Having looked at the 2019 pass rates of Richmond’s elementary schools, let’s turn to the middle schools.
Note: The Board of Education has designed its SOL reporting to discriminate against Richmond and other divisions with large populations of economically disadvantaged (“ED”) students. Those students underperform their more affluent peers (“Not ED”) by about 20 points on average. As a result, the SOL averages for divisions such as Richmond (ca. 2/3 ED) are lowered relative to divisions with similar ED and Not ED pass rates but fewer ED students. Fortunately, the database provides both ED and Not ED pass rates.

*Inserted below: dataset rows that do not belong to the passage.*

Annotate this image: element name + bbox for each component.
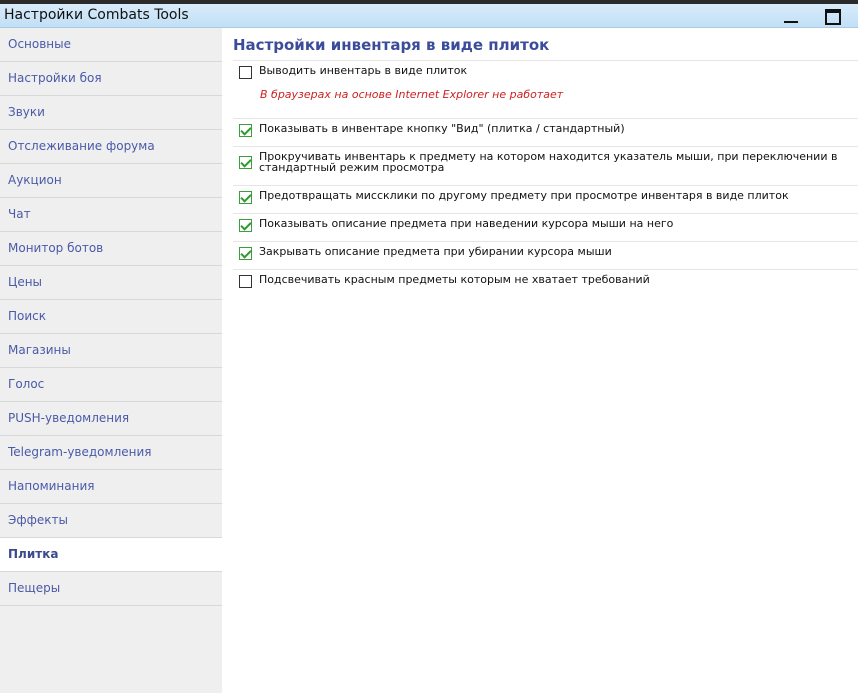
sidebar-item-chat[interactable]: Чат bbox=[0, 198, 222, 232]
sidebar-item-auction[interactable]: Аукцион bbox=[0, 164, 222, 198]
page-title: Настройки инвентаря в виде плиток bbox=[233, 36, 550, 54]
show-description-checkbox[interactable] bbox=[239, 219, 252, 232]
option-row-scroll-to-item: Прокручивать инвентарь к предмету на кот… bbox=[233, 146, 858, 181]
maximize-icon[interactable] bbox=[822, 7, 844, 25]
option-row-prevent-misclicks: Предотвращать миссклики по другому предм… bbox=[233, 185, 858, 212]
prevent-misclicks-label: Предотвращать миссклики по другому предм… bbox=[259, 189, 789, 202]
option-row-show-description: Показывать описание предмета при наведен… bbox=[233, 213, 858, 240]
tile-inventory-checkbox[interactable] bbox=[239, 66, 252, 79]
title-bar: Настройки Combats Tools bbox=[0, 4, 858, 28]
prevent-misclicks-checkbox[interactable] bbox=[239, 191, 252, 204]
close-description-checkbox[interactable] bbox=[239, 247, 252, 260]
settings-panel: Настройки инвентаря в виде плиток Выводи… bbox=[222, 28, 858, 693]
sidebar-item-forum-tracking[interactable]: Отслеживание форума bbox=[0, 130, 222, 164]
minimize-icon[interactable] bbox=[780, 7, 802, 25]
sidebar-item-osnovnye[interactable]: Основные bbox=[0, 28, 222, 62]
highlight-red-checkbox[interactable] bbox=[239, 275, 252, 288]
option-row-view-button: Показывать в инвентаре кнопку "Вид" (пли… bbox=[233, 118, 858, 145]
scroll-to-item-checkbox[interactable] bbox=[239, 156, 252, 169]
show-description-label: Показывать описание предмета при наведен… bbox=[259, 217, 674, 230]
sidebar-item-reminders[interactable]: Напоминания bbox=[0, 470, 222, 504]
sidebar-item-shops[interactable]: Магазины bbox=[0, 334, 222, 368]
sidebar-item-effects[interactable]: Эффекты bbox=[0, 504, 222, 538]
close-description-label: Закрывать описание предмета при убирании… bbox=[259, 245, 612, 258]
scroll-to-item-label: Прокручивать инвентарь к предмету на кот… bbox=[259, 150, 838, 174]
sidebar-item-push-notifications[interactable]: PUSH-уведомления bbox=[0, 402, 222, 436]
view-button-label: Показывать в инвентаре кнопку "Вид" (пли… bbox=[259, 122, 625, 135]
sidebar-item-tiles[interactable]: Плитка bbox=[0, 538, 222, 572]
sidebar: Основные Настройки боя Звуки Отслеживани… bbox=[0, 28, 222, 693]
sidebar-item-sounds[interactable]: Звуки bbox=[0, 96, 222, 130]
ie-warning-note: В браузерах на основе Internet Explorer … bbox=[260, 88, 564, 101]
option-row-close-description: Закрывать описание предмета при убирании… bbox=[233, 241, 858, 268]
view-button-checkbox[interactable] bbox=[239, 124, 252, 137]
sidebar-item-bot-monitor[interactable]: Монитор ботов bbox=[0, 232, 222, 266]
sidebar-item-caves[interactable]: Пещеры bbox=[0, 572, 222, 606]
window-title: Настройки Combats Tools bbox=[4, 7, 189, 23]
sidebar-item-telegram-notifications[interactable]: Telegram-уведомления bbox=[0, 436, 222, 470]
tile-inventory-label: Выводить инвентарь в виде плиток bbox=[259, 64, 468, 77]
highlight-red-label: Подсвечивать красным предметы которым не… bbox=[259, 273, 650, 286]
option-row-highlight-red: Подсвечивать красным предметы которым не… bbox=[233, 269, 858, 296]
sidebar-item-battle-settings[interactable]: Настройки боя bbox=[0, 62, 222, 96]
sidebar-item-voice[interactable]: Голос bbox=[0, 368, 222, 402]
sidebar-item-search[interactable]: Поиск bbox=[0, 300, 222, 334]
sidebar-item-prices[interactable]: Цены bbox=[0, 266, 222, 300]
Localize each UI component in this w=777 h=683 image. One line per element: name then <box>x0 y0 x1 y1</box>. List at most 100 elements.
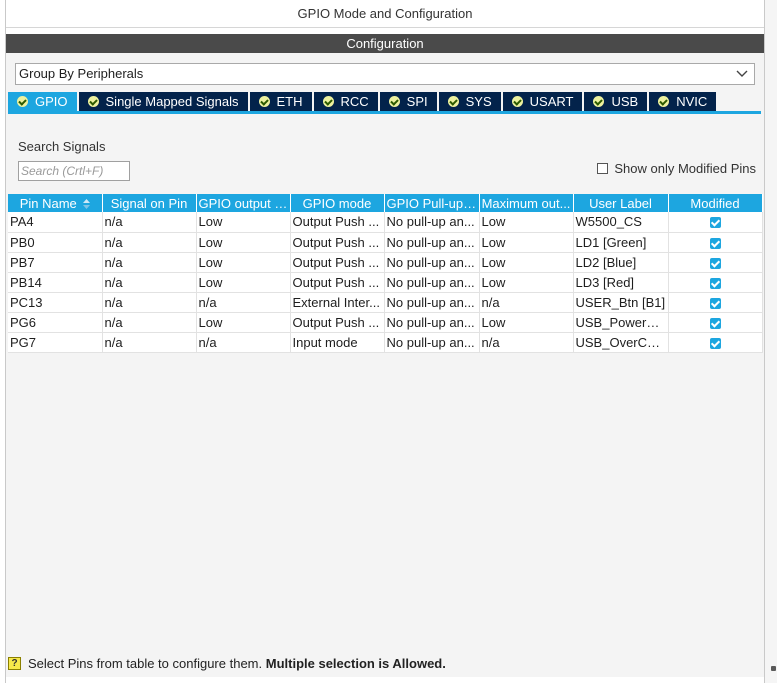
table-cell: Output Push ... <box>290 212 385 233</box>
table-cell: USB_PowerS... <box>573 312 669 333</box>
check-circle-icon <box>511 96 523 107</box>
table-cell: Low <box>479 212 574 233</box>
modified-cell <box>668 312 763 333</box>
tab-label: SPI <box>406 94 428 109</box>
column-header[interactable]: Modified <box>668 194 763 212</box>
table-cell: No pull-up an... <box>384 212 480 233</box>
table-header-row: Pin Name Signal on Pin GPIO output l... GPI… <box>8 194 763 212</box>
column-header[interactable]: User Label <box>573 194 669 212</box>
table-cell: Output Push ... <box>290 232 385 253</box>
show-modified-toggle[interactable]: Show only Modified Pins <box>597 161 756 176</box>
tab-label: SYS <box>465 94 492 109</box>
check-circle-icon <box>447 96 459 107</box>
column-header-label: Maximum out... <box>481 195 571 211</box>
table-cell: USB_OverCur... <box>573 332 669 353</box>
modified-cell <box>668 212 763 233</box>
table-cell: No pull-up an... <box>384 272 480 293</box>
table-cell: n/a <box>196 332 291 353</box>
check-circle-icon <box>322 96 334 107</box>
table-cell: n/a <box>102 292 197 313</box>
table-cell: Input mode <box>290 332 385 353</box>
table-cell: W5500_CS <box>573 212 669 233</box>
table-row[interactable]: PG6 n/a Low Output Push ... No pull-up an...… <box>8 312 763 333</box>
modified-cell <box>668 292 763 313</box>
table-cell: n/a <box>479 292 574 313</box>
check-circle-icon <box>388 96 400 107</box>
check-circle-icon <box>593 96 605 107</box>
column-header[interactable]: Maximum out... <box>479 194 574 212</box>
table-cell: n/a <box>102 252 197 273</box>
tab-eth[interactable]: ETH <box>249 92 312 111</box>
tab-label: ETH <box>276 94 303 109</box>
table-row[interactable]: PB14 n/a Low Output Push ... No pull-up an..… <box>8 272 763 293</box>
tab-nvic[interactable]: NVIC <box>649 92 717 111</box>
table-cell: No pull-up an... <box>384 252 480 273</box>
search-input[interactable] <box>18 161 130 181</box>
table-cell: PB14 <box>8 272 103 293</box>
modified-checkbox[interactable] <box>709 237 721 249</box>
column-header[interactable]: GPIO output l... <box>196 194 291 212</box>
table-cell: Low <box>479 272 574 293</box>
table-cell: Low <box>196 212 291 233</box>
tab-sys[interactable]: SYS <box>438 92 501 111</box>
table-cell: Low <box>196 272 291 293</box>
peripheral-tabs: GPIO Single Mapped Signals ETH RCC SPI SYS USA… <box>8 92 761 114</box>
table-body: PA4 n/a Low Output Push ... No pull-up an...… <box>8 212 763 353</box>
modified-checkbox[interactable] <box>709 337 721 349</box>
table-row[interactable]: PB7 n/a Low Output Push ... No pull-up an...… <box>8 252 763 273</box>
check-circle-icon <box>17 96 28 107</box>
scrollbar[interactable] <box>765 0 777 683</box>
table-cell: PC13 <box>8 292 103 313</box>
column-header-label: Pin Name <box>19 195 77 211</box>
pin-table: Pin Name Signal on Pin GPIO output l... GPI… <box>8 194 763 353</box>
modified-checkbox[interactable] <box>709 297 721 309</box>
show-modified-label: Show only Modified Pins <box>614 161 756 176</box>
tab-single-mapped-signals[interactable]: Single Mapped Signals <box>78 92 248 111</box>
table-cell: PB7 <box>8 252 103 273</box>
table-cell: Low <box>196 252 291 273</box>
table-cell: No pull-up an... <box>384 332 480 353</box>
modified-checkbox[interactable] <box>709 277 721 289</box>
check-circle-icon <box>87 96 99 107</box>
column-header[interactable]: GPIO Pull-up/... <box>384 194 480 212</box>
tab-gpio[interactable]: GPIO <box>8 92 77 111</box>
table-row[interactable]: PC13 n/a n/a External Inter... No pull-up an… <box>8 292 763 313</box>
tab-label: NVIC <box>676 94 708 109</box>
window-title: GPIO Mode and Configuration <box>6 0 764 28</box>
column-header-label: GPIO Pull-up/... <box>386 195 478 211</box>
modified-cell <box>668 252 763 273</box>
column-header-label: User Label <box>589 195 652 211</box>
table-cell: Low <box>196 312 291 333</box>
tab-label: Single Mapped Signals <box>105 94 239 109</box>
column-header-label: Modified <box>690 195 740 211</box>
tab-label: GPIO <box>35 94 68 109</box>
column-header[interactable]: Pin Name <box>8 194 103 212</box>
tab-spi[interactable]: SPI <box>379 92 437 111</box>
table-cell: n/a <box>102 332 197 353</box>
column-header[interactable]: GPIO mode <box>290 194 385 212</box>
sort-icon <box>82 199 90 210</box>
modified-checkbox[interactable] <box>709 217 721 229</box>
table-row[interactable]: PG7 n/a n/a Input mode No pull-up an... n/a US… <box>8 332 763 353</box>
table-cell: LD2 [Blue] <box>573 252 669 273</box>
modified-checkbox[interactable] <box>709 257 721 269</box>
check-circle-icon <box>258 96 270 107</box>
modified-cell <box>668 232 763 253</box>
tab-rcc[interactable]: RCC <box>313 92 378 111</box>
group-by-value: Group By Peripherals <box>19 66 144 81</box>
table-row[interactable]: PA4 n/a Low Output Push ... No pull-up an...… <box>8 212 763 233</box>
tab-usart[interactable]: USART <box>502 92 583 111</box>
column-header[interactable]: Signal on Pin <box>102 194 197 212</box>
table-row[interactable]: PB0 n/a Low Output Push ... No pull-up an...… <box>8 232 763 253</box>
table-cell: Low <box>479 312 574 333</box>
modified-checkbox[interactable] <box>709 317 721 329</box>
table-cell: PA4 <box>8 212 103 233</box>
table-cell: External Inter... <box>290 292 385 313</box>
show-modified-checkbox[interactable] <box>597 163 609 174</box>
group-by-select[interactable]: Group By Peripherals <box>15 63 755 85</box>
tab-usb[interactable]: USB <box>584 92 648 111</box>
table-cell: LD1 [Green] <box>573 232 669 253</box>
table-cell: n/a <box>102 232 197 253</box>
table-cell: n/a <box>102 312 197 333</box>
table-cell: PG7 <box>8 332 103 353</box>
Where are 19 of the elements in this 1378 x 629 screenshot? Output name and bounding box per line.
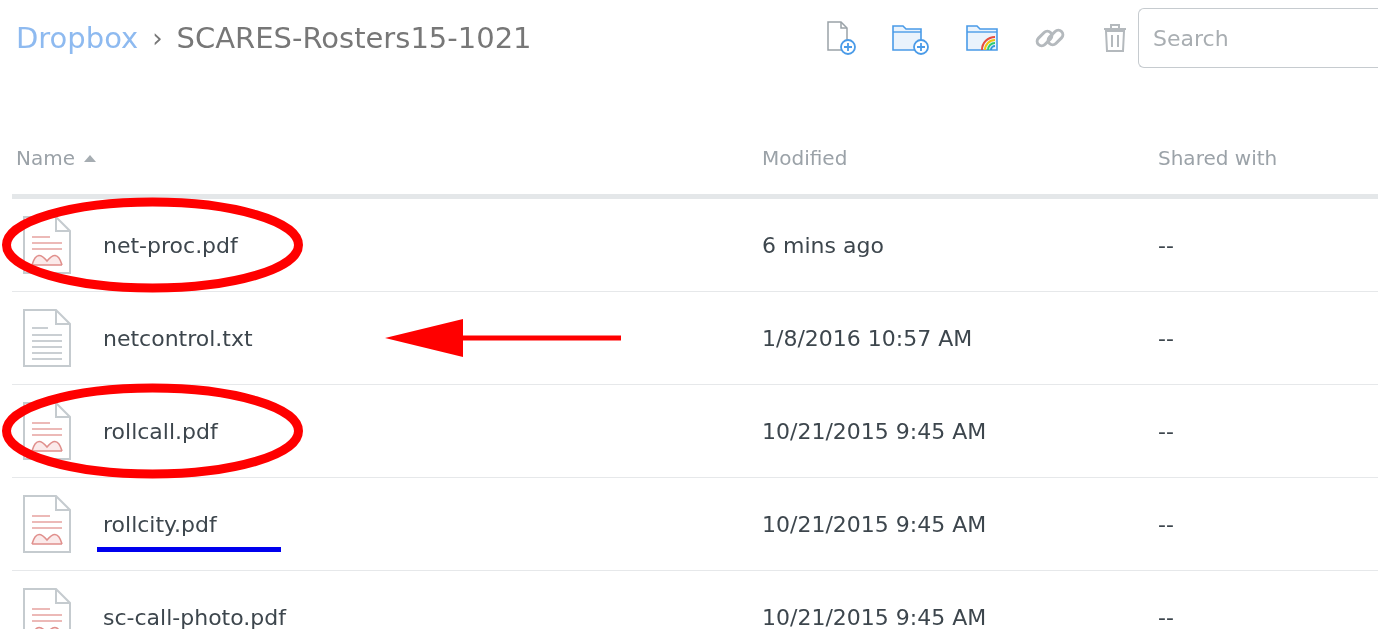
shared-with: -- <box>1158 604 1174 629</box>
search-field[interactable]: Search <box>1138 8 1378 68</box>
modified-date: 10/21/2015 9:45 AM <box>762 511 987 537</box>
breadcrumb-separator: › <box>152 23 163 53</box>
modified-date: 6 mins ago <box>762 232 884 258</box>
file-name[interactable]: rollcall.pdf <box>103 418 218 444</box>
modified-date: 1/8/2016 10:57 AM <box>762 325 973 351</box>
modified-date: 10/21/2015 9:45 AM <box>762 418 987 444</box>
folder-title: SCARES-Rosters15-1021 <box>176 21 532 55</box>
file-name[interactable]: sc-call-photo.pdf <box>103 604 286 629</box>
shared-with: -- <box>1158 418 1174 444</box>
shared-with: -- <box>1158 232 1174 258</box>
sort-ascending-icon <box>83 153 97 163</box>
file-name[interactable]: rollcity.pdf <box>103 511 217 537</box>
shared-with: -- <box>1158 325 1174 351</box>
file-name[interactable]: net-proc.pdf <box>103 232 238 258</box>
file-name[interactable]: netcontrol.txt <box>103 325 253 351</box>
modified-date: 10/21/2015 9:45 AM <box>762 604 987 629</box>
shared-with: -- <box>1158 511 1174 537</box>
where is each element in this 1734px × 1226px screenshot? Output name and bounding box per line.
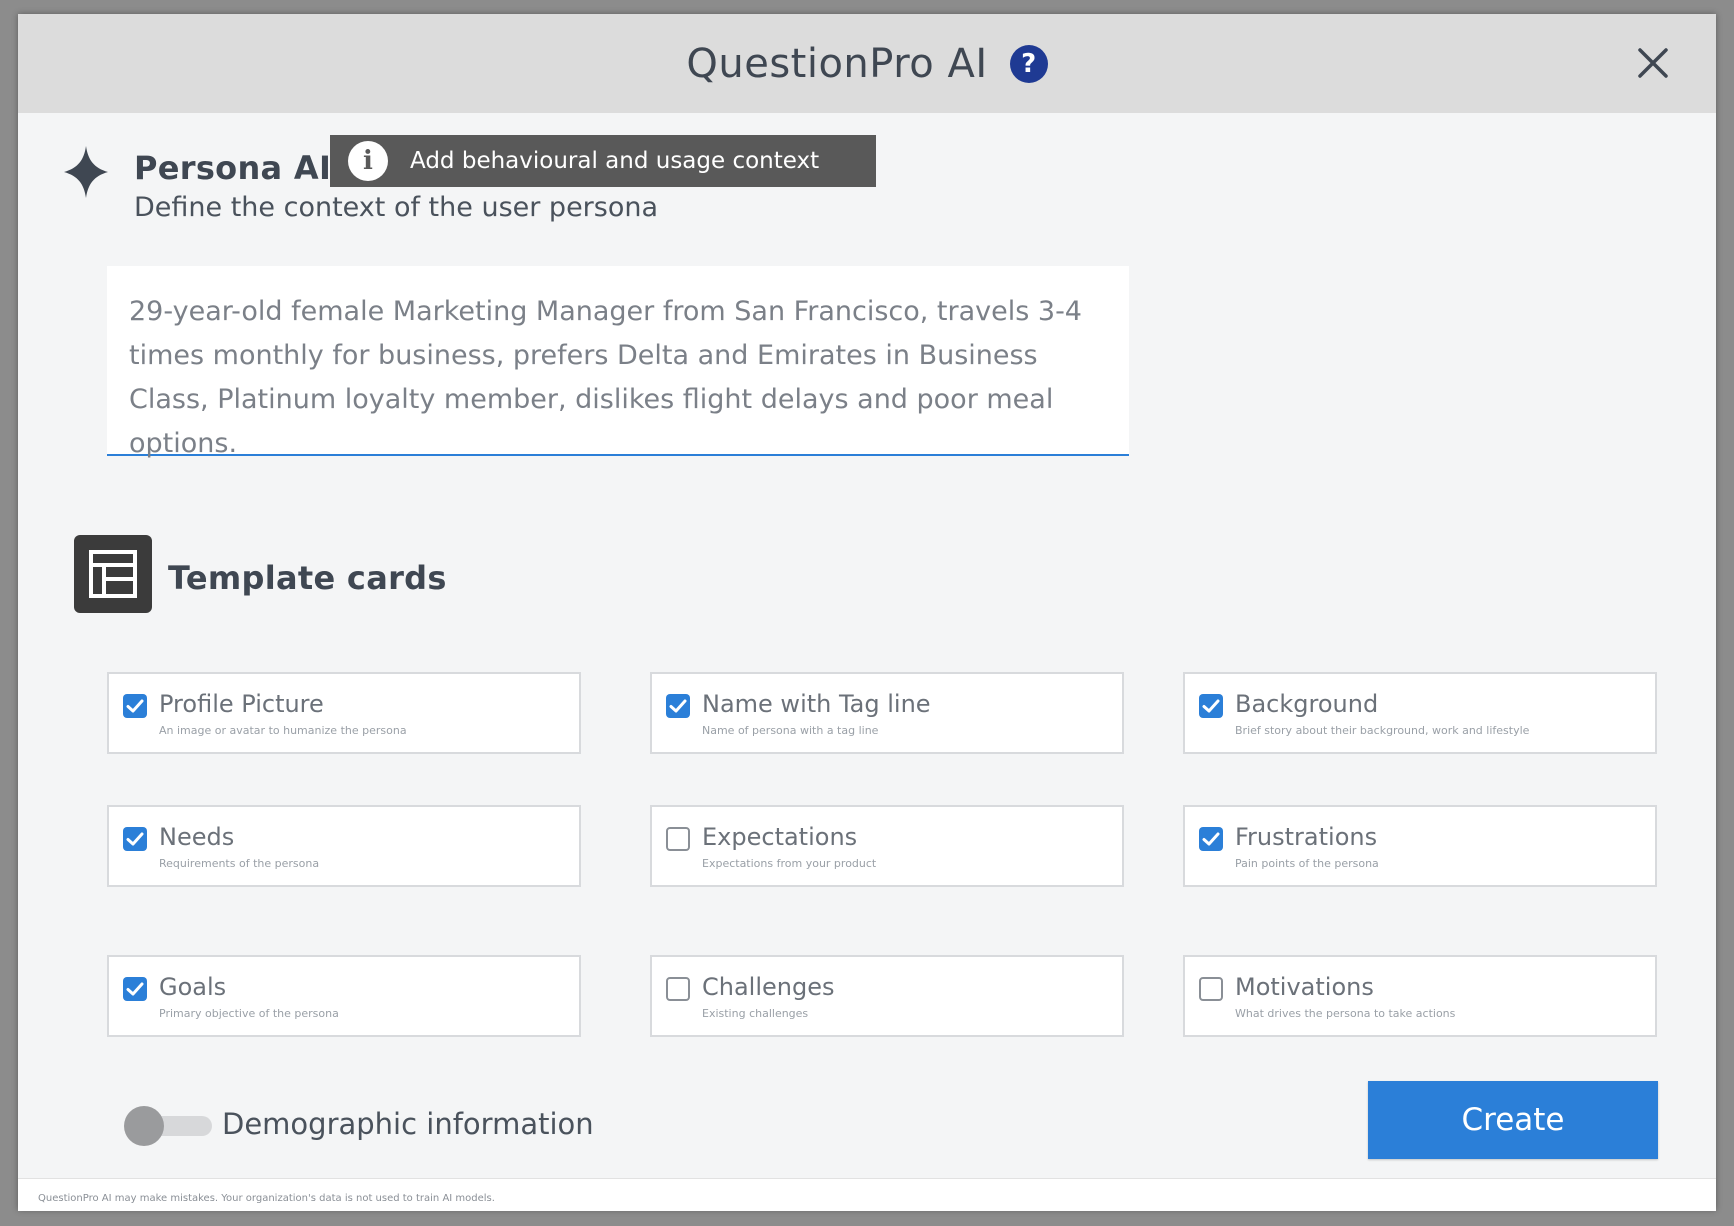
template-card-background[interactable]: Background Brief story about their backgr… xyxy=(1183,672,1657,754)
card-description: Primary objective of the persona xyxy=(159,1007,339,1020)
sparkle-icon xyxy=(64,146,108,198)
checkbox-unchecked[interactable] xyxy=(1199,977,1223,1001)
checkbox-checked[interactable] xyxy=(123,827,147,851)
checkbox-checked[interactable] xyxy=(666,694,690,718)
dialog-footer: QuestionPro AI may make mistakes. Your o… xyxy=(18,1178,1716,1211)
checkbox-unchecked[interactable] xyxy=(666,977,690,1001)
card-description: An image or avatar to humanize the perso… xyxy=(159,724,407,737)
demographic-toggle[interactable] xyxy=(124,1106,214,1146)
help-icon[interactable]: ? xyxy=(1009,44,1048,83)
card-description: What drives the persona to take actions xyxy=(1235,1007,1456,1020)
card-label: Expectations xyxy=(702,823,858,851)
template-card-needs[interactable]: Needs Requirements of the persona xyxy=(107,805,581,887)
persona-context-textarea[interactable]: 29-year-old female Marketing Manager fro… xyxy=(107,266,1129,459)
checkbox-checked[interactable] xyxy=(1199,694,1223,718)
persona-ai-subtitle: Define the context of the user persona xyxy=(134,192,659,223)
ai-disclaimer: QuestionPro AI may make mistakes. Your o… xyxy=(38,1193,495,1204)
toggle-knob xyxy=(124,1106,164,1146)
checkmark-icon xyxy=(126,699,144,713)
persona-context-text: 29-year-old female Marketing Manager fro… xyxy=(129,296,1082,459)
template-card-challenges[interactable]: Challenges Existing challenges xyxy=(650,955,1124,1037)
template-card-name-with-tag-line[interactable]: Name with Tag line Name of persona with a… xyxy=(650,672,1124,754)
questionpro-ai-dialog: QuestionPro AI ? Persona AI Define the c… xyxy=(18,14,1716,1211)
card-description: Pain points of the persona xyxy=(1235,857,1379,870)
persona-ai-title: Persona AI xyxy=(134,149,332,187)
dialog-header: QuestionPro AI ? xyxy=(18,14,1716,113)
checkmark-icon xyxy=(126,832,144,846)
card-label: Challenges xyxy=(702,973,835,1001)
checkmark-icon xyxy=(126,982,144,996)
checkbox-unchecked[interactable] xyxy=(666,827,690,851)
checkmark-icon xyxy=(1202,832,1220,846)
create-button[interactable]: Create xyxy=(1368,1081,1658,1159)
header-title-group: QuestionPro AI ? xyxy=(18,14,1716,113)
close-icon[interactable] xyxy=(1632,42,1674,84)
card-description: Requirements of the persona xyxy=(159,857,320,870)
template-card-expectations[interactable]: Expectations Expectations from your produ… xyxy=(650,805,1124,887)
context-hint-tooltip: i Add behavioural and usage context xyxy=(330,135,876,187)
template-layout-icon xyxy=(74,535,152,613)
template-cards-title: Template cards xyxy=(168,559,447,597)
template-card-profile-picture[interactable]: Profile Picture An image or avatar to hum… xyxy=(107,672,581,754)
dialog-title: QuestionPro AI xyxy=(686,40,988,87)
template-card-goals[interactable]: Goals Primary objective of the persona xyxy=(107,955,581,1037)
card-label: Frustrations xyxy=(1235,823,1378,851)
demographic-toggle-label: Demographic information xyxy=(222,1107,594,1141)
card-label: Goals xyxy=(159,973,227,1001)
card-label: Profile Picture xyxy=(159,690,324,718)
checkmark-icon xyxy=(1202,699,1220,713)
card-label: Name with Tag line xyxy=(702,690,931,718)
card-label: Background xyxy=(1235,690,1379,718)
checkmark-icon xyxy=(669,699,687,713)
card-label: Needs xyxy=(159,823,235,851)
card-description: Existing challenges xyxy=(702,1007,809,1020)
template-card-frustrations[interactable]: Frustrations Pain points of the persona xyxy=(1183,805,1657,887)
tooltip-text: Add behavioural and usage context xyxy=(410,148,820,174)
info-icon: i xyxy=(348,141,388,181)
card-label: Motivations xyxy=(1235,973,1374,1001)
card-description: Expectations from your product xyxy=(702,857,877,870)
checkbox-checked[interactable] xyxy=(1199,827,1223,851)
checkbox-checked[interactable] xyxy=(123,977,147,1001)
card-description: Brief story about their background, work… xyxy=(1235,724,1530,737)
template-card-motivations[interactable]: Motivations What drives the persona to ta… xyxy=(1183,955,1657,1037)
card-description: Name of persona with a tag line xyxy=(702,724,879,737)
checkbox-checked[interactable] xyxy=(123,694,147,718)
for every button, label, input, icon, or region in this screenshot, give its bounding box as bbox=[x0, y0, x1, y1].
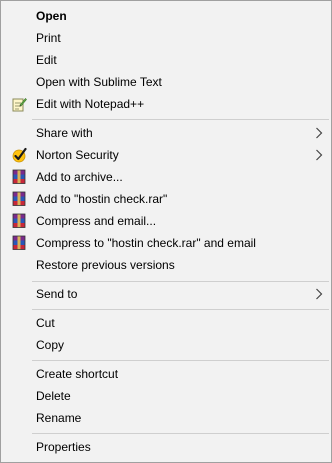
chevron-right-icon bbox=[316, 149, 323, 161]
menu-item-create-shortcut[interactable]: Create shortcut bbox=[3, 363, 329, 385]
menu-item-label: Share with bbox=[36, 126, 93, 140]
menu-item-rename[interactable]: Rename bbox=[3, 407, 329, 429]
menu-item-label: Add to "hostin check.rar" bbox=[36, 192, 168, 206]
chevron-right-icon bbox=[316, 127, 323, 139]
menu-item-label: Create shortcut bbox=[36, 367, 119, 381]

We’ll start with the 6th grade reading pass rates for the Not ED (more affluent) students.
Henderson is blank on this graph because its small number of Not ED students tested triggered the suppression rule (<10 Not ED students tested at this grade level). All we can say about that school is that nearly all the 6th Grade students are ED.
Franklin is unusual in that it has both middle- and high school grades. I’ve included Franklin here because the by-grade data cut out any effect of the high school grades. All the same, Franklin is a selective school so its numbers don’t compare directly to the mainstream middle schools.
Aside from Franklin, only Hill beat the state average. Binford handily beat the nominal benchmark for English accreditation (75%). The Not ED students of the remaining schools failed at either bad or catastrophic rates.
As to the ED students, only Franklin broke 50% on the 6th grade reading tests.
Turning to the seventh grade:
This time MLK replaced Henderson in the clutches of the suppression rule. Elkhardt-Thompson and Boushall stayed in the race to the cellar, joined there by Henderson.
As to the ED students, Franklin led the pack. Otherwise, only Brown and Hill broke 50%.
The 8th grade data were another chorus of the same distressing song.
The math data were even more disturbing.
Turning to the school averages we lose Franklin: The database will not give an average over just the middle school students there.
On the reading tests we see Not ED students did well at Hill and Binford.
None of the other schools made the nominal benchmark for accreditation.
No school did well with its ED students.
In terms of the Not ED/ED differences, Hill and Binford did a Munford: Despite excellent Not ED numbers, the ED pass rates were unusually low.
The other schools produced unusually small Not ED/ED differences and the Boushall numbers are anomalous, with the ED students outscoring the Not ED.
Turning to the Not ED math data, we see Hill did well again while Binford performed at the margin and the other schools languished in failure.
The ED math numbers were even worse than the reading, with no school breaking 50%.
The Not ED/ED differences were similar to those on the reading tests with Hill’s ED underperformance even more exaggerated, Binford’s less so, and Boushall again an anomaly.
In light of these data, it is no mystery why Richmond’s enrollment drops over 15% between the 5th and 6th grades.